ベンジャミンのマティルダへの愛情が大きいことは明白だった。
それに幸せだと強調しているのは不安の裏返しではないだろうか。
ローリーは二人の幸せを壊すことで頭がいっぱいになっていた。


「本当にマティルダは幸せなのか?」

『…………!』

「この国に戻りたいのではないのか!?それをお前から逃れられずに苦しんでいるのではないのか?貴族の令嬢として育ったマティルダがお前と訳の分からない暮らしを本当にすると思うのか……?」

「いい加減にしろ、ローリーッ!」

「マティルダの婚約者はまだ俺だ!長年、マティルダを見てきた俺にはわかる!よく考えた方がいい……マティルダはどこで暮らすのが幸せか」


ローリーは勝ち誇ったように笑みを浮かべた。
何も語らない黒いウサギの仮面は無機質で冷たく見えた。

(こんな意味の分からない恐ろしい奴と、マティルダは心を通わせたというのか!?最強の魔法使いというのは本当だったのか……)

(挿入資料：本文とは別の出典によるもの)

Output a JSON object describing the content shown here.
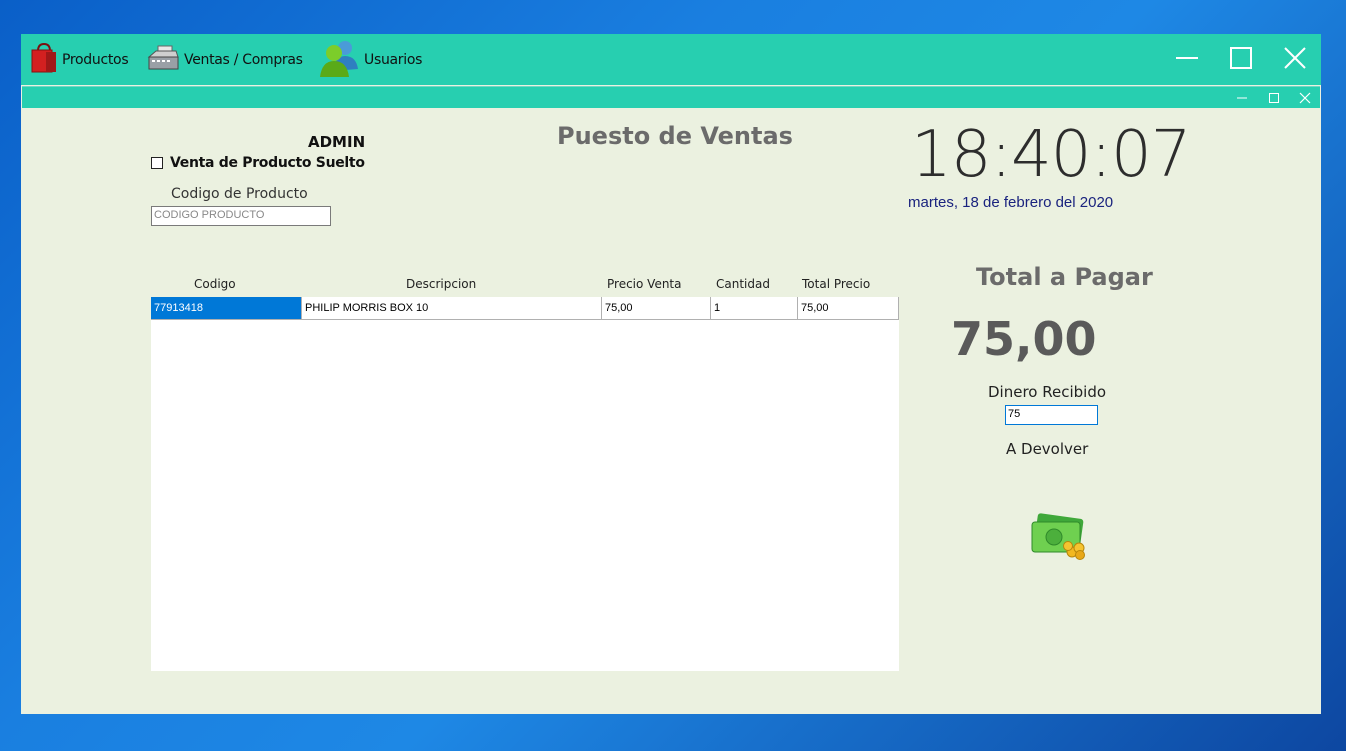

ベンジャミンは父の方を向きながらローリーを指さしている。


「マティルダの事情はわかった。ガルボルグ公爵にもそう伝えておく」

「え…………?」


そんなローリーの前にもう一度、光の文字が浮かぶ。


『マティルダに手を出すな。警告はしたからな……もし勝手をするならばお前の存在ごと国を消す』


そう書き残して、ベンジャミンは一瞬で消え去ってしまった。